Fils de bourrelier dont les oncles étaient agriculteurs, je ne peux que me souvenir de ce temps des moissons qui n'a plus rien à voir avec celui d'aujourd'hui. Tout commençait alors que l'école venait de libérer considérablement mon temps libre par l'arrivée de colliers de trait et de tapis de batteuse ou de faucheuse dans la boutique. Les toutes dernières exploitations qui travaillaient avec les chevaux allaient bientôt renoncer à cette incongruité pour se lancer dans la mécanisation des tâches.

Faucheuses et batteuses quant à elles s'accrochaient à un engin motorisé. Le tapis en une forte toile verte nécessitait un entraînement constitué de lattes de bois fixées sur celle-ci. Une colle blanche assurait la première fixation tandis que le bourrelier usait de son aiguille courbe pour amarrer le tout. Parfois, en attendant l'achat de la moissonneuse mécanique, le ravaudage de la toile permettait d'attendre encore une année.

L'artisan devait réaliser des miracles au moindre coût avant que le Crédit Agricole fasse perdre le sens de la mesure au paysan qui se métamorphosera en un exploitant agricole par le truchement de dettes abyssales. Le monde entrait dans une modernité qui n'avait plus besoin des services de mon père.

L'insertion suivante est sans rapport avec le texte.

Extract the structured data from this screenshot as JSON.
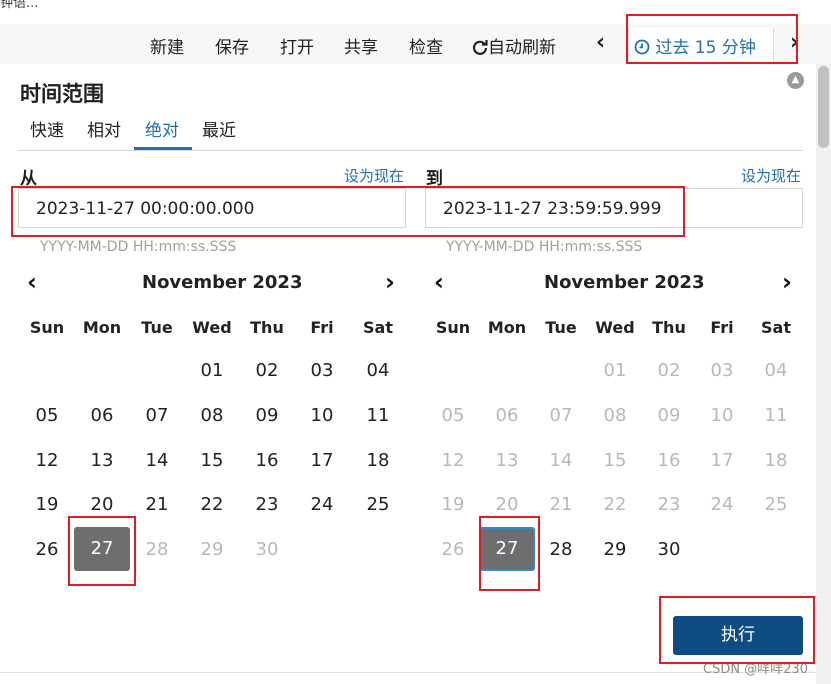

Il n'en fut pas marri, cessant enfin de n'être payé qu'une fois l'an, lors de la louée. Il se fit maroquinier et tapissier, se donnant enfin un peu de temps pour quelques vacances estivales. Naturellement, c'est vers les fermes avunculaires que nous nous rendions. Des bras supplémentaires y étaient fort bien venus d'autant que la moisson en réclamait encore beaucoup.

Si le fauchage était confié à un entrepreneur qui sillonnait le pays avec des engins qui n'ont plus rien à voir avec ceux d'aujourd'hui, il fallait des pilotes pour la noria (j'exagère un peu) des remorques chargées du précieux grain qui depuis lors, semble ne plus se plaire qu'en Ukraine et en Russie.

Trop jeune et surtout trop malhabile pour tenir le volant, on m'avait collé au vis qui montait le grain dans le grenier. Responsabilité fictive sans aucun doute, pour me coller dans la benne afin que je ne traîne plus dans les pattes de ceux qui œuvraient. Une grande pelle à la main, je m'activais, persuadé de l'importance d'un rôle qui m’occasionnerait fortes démangeaisons.

Ma tante avait pris la précaution de m'équiper de chaussettes russes (nous y revenons) afin de ne pas m'abîmer les pieds. Je m'enroulais un vieux chiffon informe autour de chaque pied avant que de glisser le tout dans une chaussure qui devait faire place à ce curieux dispositif protecteur. Je revois encore ces torchons avec lesquels j'allais passer la journée, prenant ainsi le relais des anciens qui s'étaient équipés de la sorte dans les tranchées.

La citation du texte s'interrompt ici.